In the movie City Slickers, the holiday cowboys struggle with the concept of setting a VCR timer. President Reagan said he dreamed of seeing VCRs made easier to program before he left office.
Panasonic tried to use bar codes to set a VCR timer, and the next year in 1988, Germany’s Grundig came up with a master plan to compete. Unfortunately a lot went wrong.
Grundig’s factory in Nuremburg pre-set the clocks on its VCRs to save users the trouble. But this meant they arrived in British shops on Continental time, and the instruction manual neglected to say how the clock could be re-set.

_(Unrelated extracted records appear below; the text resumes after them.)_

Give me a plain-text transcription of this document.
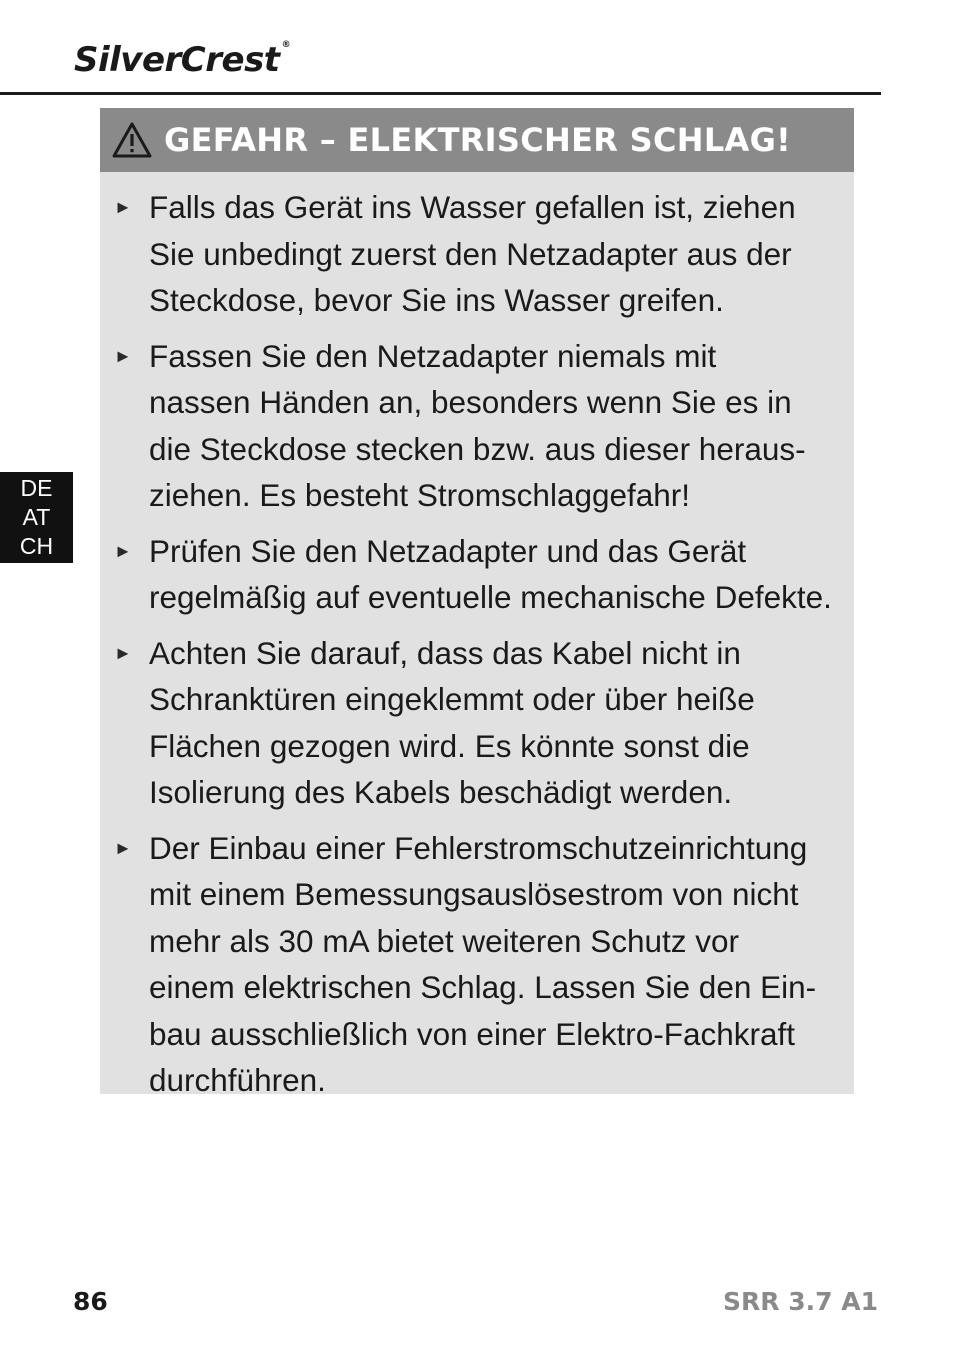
SilverCrest ®
DE
AT
CH
GEFAHR – ELEKTRISCHER SCHLAG!
► Falls das Gerät ins Wasser gefallen ist, ziehen
Sie unbedingt zuerst den Netzadapter aus der
Steckdose, bevor Sie ins Wasser greifen.
► Fassen Sie den Netzadapter niemals mit
nassen Händen an, besonders wenn Sie es in
die Steckdose stecken bzw. aus dieser heraus-
ziehen. Es besteht Stromschlaggefahr!
► Prüfen Sie den Netzadapter und das Gerät
regelmäßig auf eventuelle mechanische Defekte.
► Achten Sie darauf, dass das Kabel nicht in
Schranktüren eingeklemmt oder über heiße
Flächen gezogen wird. Es könnte sonst die
Isolierung des Kabels beschädigt werden.
► Der Einbau einer Fehlerstromschutzeinrichtung
mit einem Bemessungsauslösestrom von nicht
mehr als 30 mA bietet weiteren Schutz vor
einem elektrischen Schlag. Lassen Sie den Ein-
bau ausschließlich von einer Elektro-Fachkraft
durchführen.
86	SRR 3.7 A1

Grundig’s VS 540 VCR also sported a new feature, called text programming. The VCR contained an ordinary teletext decoder, of the type then found only in TV sets.
The user switched this decoder on to display whichever broadcast teletext pages showed the times for the day’s TV programmes.
Buttons on the remote control moved a screen cursor to the entry for a programme, and its scheduled start time.
Pressing OK on the remote then automatically set the timer to start recording at this time. The stop time was set by moving the cursor onto the entry for the programme that followed, and pressing OK again.
The complicated German design again caused difficulties in the UK. The timer worked on a 24-hour clock, and expected a dot between the hours and minutes, because that was how German stations ARD and ZDF worked. Britain’s ITV and Channel 4 teletext also worked this way.
But the BBC used a 12-hour clock, and saved precious screen space by omitting the dots. Until modified, the German VCR could only be set to tape BBC TV programmes transmitted in the morning.
Owners also found that the German VCR could be fooled when asked to tape a programme with a number in the title, like the movie 1941. The VCR mistook it for 7.41 pm.
Grundig’s VCR could also be programmed 364 days ahead. Do you know what you will be watching a year from tomorrow?
By the time all the bugs were sorted out, VideoPlus had arrived from Gemstar in the USA.